Frequently Asked Questions
What are the potential risks associated with Tildacerfont Group?
"Tildacerfont Group's safety is rated a 2 by our team because it is still in Phase 2 trials. This suggests that while there is some data supporting its safety, there is no evidence yet of the medication's efficacy."
Will this experiment still be helpful for those above the age of 60?
"The age limit for participants in this study is 55 years old. As long as patients are over the age of 18, they may be eligible to enroll."
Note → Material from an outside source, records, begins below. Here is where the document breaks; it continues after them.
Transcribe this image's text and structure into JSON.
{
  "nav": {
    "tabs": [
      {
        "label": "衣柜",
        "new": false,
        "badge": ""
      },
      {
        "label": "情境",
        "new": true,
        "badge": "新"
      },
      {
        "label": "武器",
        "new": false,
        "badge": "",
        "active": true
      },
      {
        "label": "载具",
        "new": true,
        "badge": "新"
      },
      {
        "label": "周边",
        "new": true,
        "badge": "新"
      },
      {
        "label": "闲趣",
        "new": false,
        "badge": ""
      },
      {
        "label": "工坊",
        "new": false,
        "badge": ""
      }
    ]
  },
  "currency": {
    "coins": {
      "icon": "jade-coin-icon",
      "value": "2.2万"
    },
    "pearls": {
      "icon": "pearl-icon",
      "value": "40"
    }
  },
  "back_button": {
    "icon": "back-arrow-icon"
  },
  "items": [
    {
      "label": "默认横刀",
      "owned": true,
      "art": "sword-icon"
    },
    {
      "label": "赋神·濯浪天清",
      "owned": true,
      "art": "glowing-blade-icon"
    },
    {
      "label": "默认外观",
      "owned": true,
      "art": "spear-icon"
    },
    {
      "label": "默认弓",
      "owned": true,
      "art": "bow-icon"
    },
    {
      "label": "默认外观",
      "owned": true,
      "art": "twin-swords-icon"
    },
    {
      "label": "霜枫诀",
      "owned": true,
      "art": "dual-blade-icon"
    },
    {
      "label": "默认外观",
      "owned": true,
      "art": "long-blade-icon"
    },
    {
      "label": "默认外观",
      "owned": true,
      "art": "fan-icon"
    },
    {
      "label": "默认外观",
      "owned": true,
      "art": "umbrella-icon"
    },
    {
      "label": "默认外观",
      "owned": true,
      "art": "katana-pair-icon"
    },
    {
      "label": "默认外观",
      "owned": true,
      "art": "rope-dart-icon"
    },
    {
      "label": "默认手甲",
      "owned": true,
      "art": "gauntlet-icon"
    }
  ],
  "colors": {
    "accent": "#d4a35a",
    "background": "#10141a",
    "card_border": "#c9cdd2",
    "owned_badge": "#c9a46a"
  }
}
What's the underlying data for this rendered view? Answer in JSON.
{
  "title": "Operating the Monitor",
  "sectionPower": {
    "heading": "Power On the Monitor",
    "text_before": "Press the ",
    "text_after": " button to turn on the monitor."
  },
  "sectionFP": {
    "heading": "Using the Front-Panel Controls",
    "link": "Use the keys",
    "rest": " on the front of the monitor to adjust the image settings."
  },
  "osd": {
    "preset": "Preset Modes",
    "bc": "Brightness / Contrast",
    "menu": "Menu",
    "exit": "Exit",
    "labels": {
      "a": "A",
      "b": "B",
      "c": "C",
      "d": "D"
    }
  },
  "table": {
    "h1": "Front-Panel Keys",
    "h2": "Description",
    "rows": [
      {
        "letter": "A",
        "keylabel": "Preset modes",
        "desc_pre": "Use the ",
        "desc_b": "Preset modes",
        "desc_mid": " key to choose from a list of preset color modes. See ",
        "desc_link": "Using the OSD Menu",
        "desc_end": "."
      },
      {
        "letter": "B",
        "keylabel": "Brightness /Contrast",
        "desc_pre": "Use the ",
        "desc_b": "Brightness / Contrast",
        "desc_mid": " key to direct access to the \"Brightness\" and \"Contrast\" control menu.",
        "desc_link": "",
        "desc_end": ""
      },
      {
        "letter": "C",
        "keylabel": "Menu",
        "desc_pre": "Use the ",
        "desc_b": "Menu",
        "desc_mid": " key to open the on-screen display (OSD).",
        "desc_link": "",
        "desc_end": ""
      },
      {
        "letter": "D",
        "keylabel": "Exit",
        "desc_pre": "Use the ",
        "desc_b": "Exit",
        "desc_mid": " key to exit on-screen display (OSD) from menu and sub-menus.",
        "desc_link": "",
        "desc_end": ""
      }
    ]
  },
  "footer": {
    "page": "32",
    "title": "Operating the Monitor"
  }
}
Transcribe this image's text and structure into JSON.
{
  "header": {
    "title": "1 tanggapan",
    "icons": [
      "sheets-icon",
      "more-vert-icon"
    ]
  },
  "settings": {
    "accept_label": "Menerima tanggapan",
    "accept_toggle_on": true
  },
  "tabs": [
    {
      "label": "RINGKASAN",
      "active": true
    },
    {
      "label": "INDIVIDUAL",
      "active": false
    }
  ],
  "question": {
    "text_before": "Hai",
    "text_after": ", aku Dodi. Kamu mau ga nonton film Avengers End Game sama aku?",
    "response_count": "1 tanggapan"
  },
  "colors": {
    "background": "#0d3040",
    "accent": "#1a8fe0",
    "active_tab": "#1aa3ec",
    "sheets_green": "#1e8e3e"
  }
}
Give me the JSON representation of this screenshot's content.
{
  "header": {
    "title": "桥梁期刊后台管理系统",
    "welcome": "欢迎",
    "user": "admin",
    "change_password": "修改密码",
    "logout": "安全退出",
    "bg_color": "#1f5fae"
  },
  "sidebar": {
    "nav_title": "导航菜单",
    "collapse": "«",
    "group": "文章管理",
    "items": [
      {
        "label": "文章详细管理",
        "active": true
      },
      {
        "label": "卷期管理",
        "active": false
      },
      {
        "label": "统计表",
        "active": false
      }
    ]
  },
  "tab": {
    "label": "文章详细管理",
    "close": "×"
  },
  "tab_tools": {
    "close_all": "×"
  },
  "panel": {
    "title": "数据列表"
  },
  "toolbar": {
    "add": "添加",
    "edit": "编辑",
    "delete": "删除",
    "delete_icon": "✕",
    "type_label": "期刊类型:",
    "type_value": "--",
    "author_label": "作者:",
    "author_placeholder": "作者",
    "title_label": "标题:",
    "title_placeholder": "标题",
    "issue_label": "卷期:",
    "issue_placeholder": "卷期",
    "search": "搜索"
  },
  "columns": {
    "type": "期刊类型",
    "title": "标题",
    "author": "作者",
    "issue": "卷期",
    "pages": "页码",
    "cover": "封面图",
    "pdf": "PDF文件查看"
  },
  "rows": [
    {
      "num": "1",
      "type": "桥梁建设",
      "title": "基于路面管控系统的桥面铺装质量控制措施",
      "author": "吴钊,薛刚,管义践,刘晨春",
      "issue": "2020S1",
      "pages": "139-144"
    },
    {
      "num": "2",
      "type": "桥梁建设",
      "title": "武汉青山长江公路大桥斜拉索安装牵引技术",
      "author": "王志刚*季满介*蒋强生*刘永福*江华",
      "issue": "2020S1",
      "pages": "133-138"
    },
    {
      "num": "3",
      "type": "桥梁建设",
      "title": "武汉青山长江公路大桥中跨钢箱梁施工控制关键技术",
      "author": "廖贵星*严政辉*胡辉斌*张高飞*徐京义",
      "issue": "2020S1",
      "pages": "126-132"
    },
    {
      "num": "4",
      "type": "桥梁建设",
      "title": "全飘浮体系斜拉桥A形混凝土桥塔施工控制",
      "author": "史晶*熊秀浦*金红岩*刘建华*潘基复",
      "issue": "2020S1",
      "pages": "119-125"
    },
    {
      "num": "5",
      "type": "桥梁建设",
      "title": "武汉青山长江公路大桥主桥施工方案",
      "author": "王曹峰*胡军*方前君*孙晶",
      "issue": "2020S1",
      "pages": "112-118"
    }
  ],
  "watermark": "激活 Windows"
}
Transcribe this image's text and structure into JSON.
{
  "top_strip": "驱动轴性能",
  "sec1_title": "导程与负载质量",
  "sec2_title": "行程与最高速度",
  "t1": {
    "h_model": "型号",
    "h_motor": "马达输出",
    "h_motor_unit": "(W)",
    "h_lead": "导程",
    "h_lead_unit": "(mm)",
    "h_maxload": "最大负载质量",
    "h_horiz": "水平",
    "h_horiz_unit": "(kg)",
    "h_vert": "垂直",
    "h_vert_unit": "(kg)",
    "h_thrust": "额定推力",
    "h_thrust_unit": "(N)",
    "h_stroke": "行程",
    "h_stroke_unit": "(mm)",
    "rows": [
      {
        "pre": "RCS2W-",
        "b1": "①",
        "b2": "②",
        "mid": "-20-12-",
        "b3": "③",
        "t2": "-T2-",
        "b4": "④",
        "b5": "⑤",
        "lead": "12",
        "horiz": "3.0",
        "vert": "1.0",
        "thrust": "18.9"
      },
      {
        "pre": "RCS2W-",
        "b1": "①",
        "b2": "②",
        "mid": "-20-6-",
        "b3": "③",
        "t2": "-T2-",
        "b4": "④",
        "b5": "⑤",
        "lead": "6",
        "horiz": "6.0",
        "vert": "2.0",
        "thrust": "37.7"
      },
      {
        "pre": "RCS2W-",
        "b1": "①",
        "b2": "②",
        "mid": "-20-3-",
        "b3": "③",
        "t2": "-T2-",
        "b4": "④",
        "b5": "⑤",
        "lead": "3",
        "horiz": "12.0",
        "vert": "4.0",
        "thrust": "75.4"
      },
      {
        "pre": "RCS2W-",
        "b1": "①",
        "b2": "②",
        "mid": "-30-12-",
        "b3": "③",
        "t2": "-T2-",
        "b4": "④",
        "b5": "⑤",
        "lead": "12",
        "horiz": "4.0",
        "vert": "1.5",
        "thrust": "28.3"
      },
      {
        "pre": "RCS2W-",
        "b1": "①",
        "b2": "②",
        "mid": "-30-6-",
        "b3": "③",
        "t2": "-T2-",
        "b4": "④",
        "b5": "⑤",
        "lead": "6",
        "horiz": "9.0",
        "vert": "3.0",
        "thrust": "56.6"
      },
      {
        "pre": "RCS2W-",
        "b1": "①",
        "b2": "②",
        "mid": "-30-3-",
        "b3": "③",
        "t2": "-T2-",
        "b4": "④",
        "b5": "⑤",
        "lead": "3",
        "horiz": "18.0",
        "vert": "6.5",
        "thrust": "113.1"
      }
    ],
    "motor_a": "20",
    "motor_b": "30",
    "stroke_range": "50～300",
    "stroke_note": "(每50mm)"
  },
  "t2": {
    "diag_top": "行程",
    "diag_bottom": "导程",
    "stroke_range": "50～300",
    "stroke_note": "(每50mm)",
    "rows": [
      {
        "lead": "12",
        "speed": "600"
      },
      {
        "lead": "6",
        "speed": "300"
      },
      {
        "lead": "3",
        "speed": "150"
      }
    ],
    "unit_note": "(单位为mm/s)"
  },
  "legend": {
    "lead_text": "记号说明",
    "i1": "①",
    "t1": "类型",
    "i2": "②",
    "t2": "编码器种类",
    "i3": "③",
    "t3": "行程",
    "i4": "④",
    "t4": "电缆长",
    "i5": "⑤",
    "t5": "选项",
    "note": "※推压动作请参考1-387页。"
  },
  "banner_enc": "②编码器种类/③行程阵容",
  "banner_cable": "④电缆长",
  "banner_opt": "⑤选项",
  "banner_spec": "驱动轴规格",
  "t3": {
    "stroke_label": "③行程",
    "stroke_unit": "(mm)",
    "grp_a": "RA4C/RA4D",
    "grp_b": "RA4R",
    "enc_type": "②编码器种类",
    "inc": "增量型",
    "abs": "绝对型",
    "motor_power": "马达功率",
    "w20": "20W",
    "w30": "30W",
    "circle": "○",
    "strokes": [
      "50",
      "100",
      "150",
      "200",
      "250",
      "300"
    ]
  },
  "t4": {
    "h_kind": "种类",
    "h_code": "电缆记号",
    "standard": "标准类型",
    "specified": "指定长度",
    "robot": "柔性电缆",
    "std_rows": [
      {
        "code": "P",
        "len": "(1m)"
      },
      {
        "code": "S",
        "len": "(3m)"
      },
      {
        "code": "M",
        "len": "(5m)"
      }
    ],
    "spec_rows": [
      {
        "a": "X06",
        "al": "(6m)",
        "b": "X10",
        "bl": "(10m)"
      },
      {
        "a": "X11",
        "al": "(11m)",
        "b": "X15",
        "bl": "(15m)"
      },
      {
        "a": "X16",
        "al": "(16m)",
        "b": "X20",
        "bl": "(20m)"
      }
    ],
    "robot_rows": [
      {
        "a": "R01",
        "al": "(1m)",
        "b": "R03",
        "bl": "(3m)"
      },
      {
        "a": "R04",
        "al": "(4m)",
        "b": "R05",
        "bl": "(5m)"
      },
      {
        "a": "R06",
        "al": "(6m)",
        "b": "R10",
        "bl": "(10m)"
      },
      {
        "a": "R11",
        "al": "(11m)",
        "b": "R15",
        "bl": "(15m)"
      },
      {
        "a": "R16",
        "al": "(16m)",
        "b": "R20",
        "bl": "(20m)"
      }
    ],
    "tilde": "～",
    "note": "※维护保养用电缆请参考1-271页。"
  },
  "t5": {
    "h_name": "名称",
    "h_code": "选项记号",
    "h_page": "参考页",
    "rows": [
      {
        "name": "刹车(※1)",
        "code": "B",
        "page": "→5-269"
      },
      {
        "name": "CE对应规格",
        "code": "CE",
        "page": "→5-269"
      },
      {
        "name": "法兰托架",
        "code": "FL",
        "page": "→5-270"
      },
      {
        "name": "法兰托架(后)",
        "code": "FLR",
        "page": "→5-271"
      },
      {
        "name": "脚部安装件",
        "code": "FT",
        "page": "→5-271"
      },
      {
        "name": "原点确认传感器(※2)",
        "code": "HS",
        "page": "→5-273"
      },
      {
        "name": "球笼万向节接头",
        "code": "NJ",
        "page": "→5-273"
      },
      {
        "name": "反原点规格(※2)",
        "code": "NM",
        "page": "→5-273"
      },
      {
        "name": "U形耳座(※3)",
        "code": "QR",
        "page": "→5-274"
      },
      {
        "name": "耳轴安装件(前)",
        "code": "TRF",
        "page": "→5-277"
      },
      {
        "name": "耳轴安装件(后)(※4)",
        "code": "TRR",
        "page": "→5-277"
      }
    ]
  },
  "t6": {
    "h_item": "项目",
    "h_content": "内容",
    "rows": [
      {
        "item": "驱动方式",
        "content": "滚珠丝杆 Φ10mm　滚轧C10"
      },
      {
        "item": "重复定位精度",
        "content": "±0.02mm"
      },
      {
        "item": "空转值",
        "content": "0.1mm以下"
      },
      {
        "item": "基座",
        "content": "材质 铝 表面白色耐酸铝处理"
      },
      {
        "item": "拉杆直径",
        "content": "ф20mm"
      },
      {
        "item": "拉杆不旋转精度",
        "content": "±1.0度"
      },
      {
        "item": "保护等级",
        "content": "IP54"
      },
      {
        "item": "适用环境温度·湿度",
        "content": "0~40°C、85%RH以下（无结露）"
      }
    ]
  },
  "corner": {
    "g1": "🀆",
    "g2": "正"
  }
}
What are researchers hoping to discover through this study?
"The primary outcome of this study, which will be measured over the course of 24 weeks, is Change in GC dose at Week 24 according to the sponsor's report. Additionally, this trial will measure secondary outcomes such as weight loss (Absolute kg change in body weight), total cumulative HCe dose (Median total cumulative GC dose in HCe), and percent change in fat mass."
Are there any current openings for volunteers in this research project?
"Yes, the information available on clinicaltrials.gov indicates that this study is still looking for patients to enroll. The trial was originally posted on September 29th 2020 and updated as recently as September 1st 2022. In total, 41 different sites across the country are recruiting and a total of 90 participants are needed."
In how many different medical centers is this research project being organized and executed?
"Currently, patients are being enrolled at 42 different clinical sites, with 3 Spruce locations in Rhode island, Ohio, and Massachusetts."
What is the sample size of this research project?
"In order for this clinical trial to be completed, 90 individuals who match the pre-specified inclusion criteria are needed. These potential participants can come from locations such as Spruce Site in Providence, Rhode island and Spruce Biosciences Clinical Site in Columbus, Ohio."
How can I sign up for this clinical trial?
"This clinical trial is seeking 90 participants who have congenital adrenal hyperplasia, are between 18 and 55 years old, and meet the following additional criteria: a documented history of classic CAH due to 21-hydroxylase deficiency based on genetic mutation in CYP21A2 and/or documented elevated 17-OHP, currently receiving treatment with HC, HC acetate, prednisone, prednisolone, methylprednisolone (or a combination of the aforementioned GCs), been on a stable, supraphysiologic dose of GC replacement for ≥1 month before screening., For subjects with"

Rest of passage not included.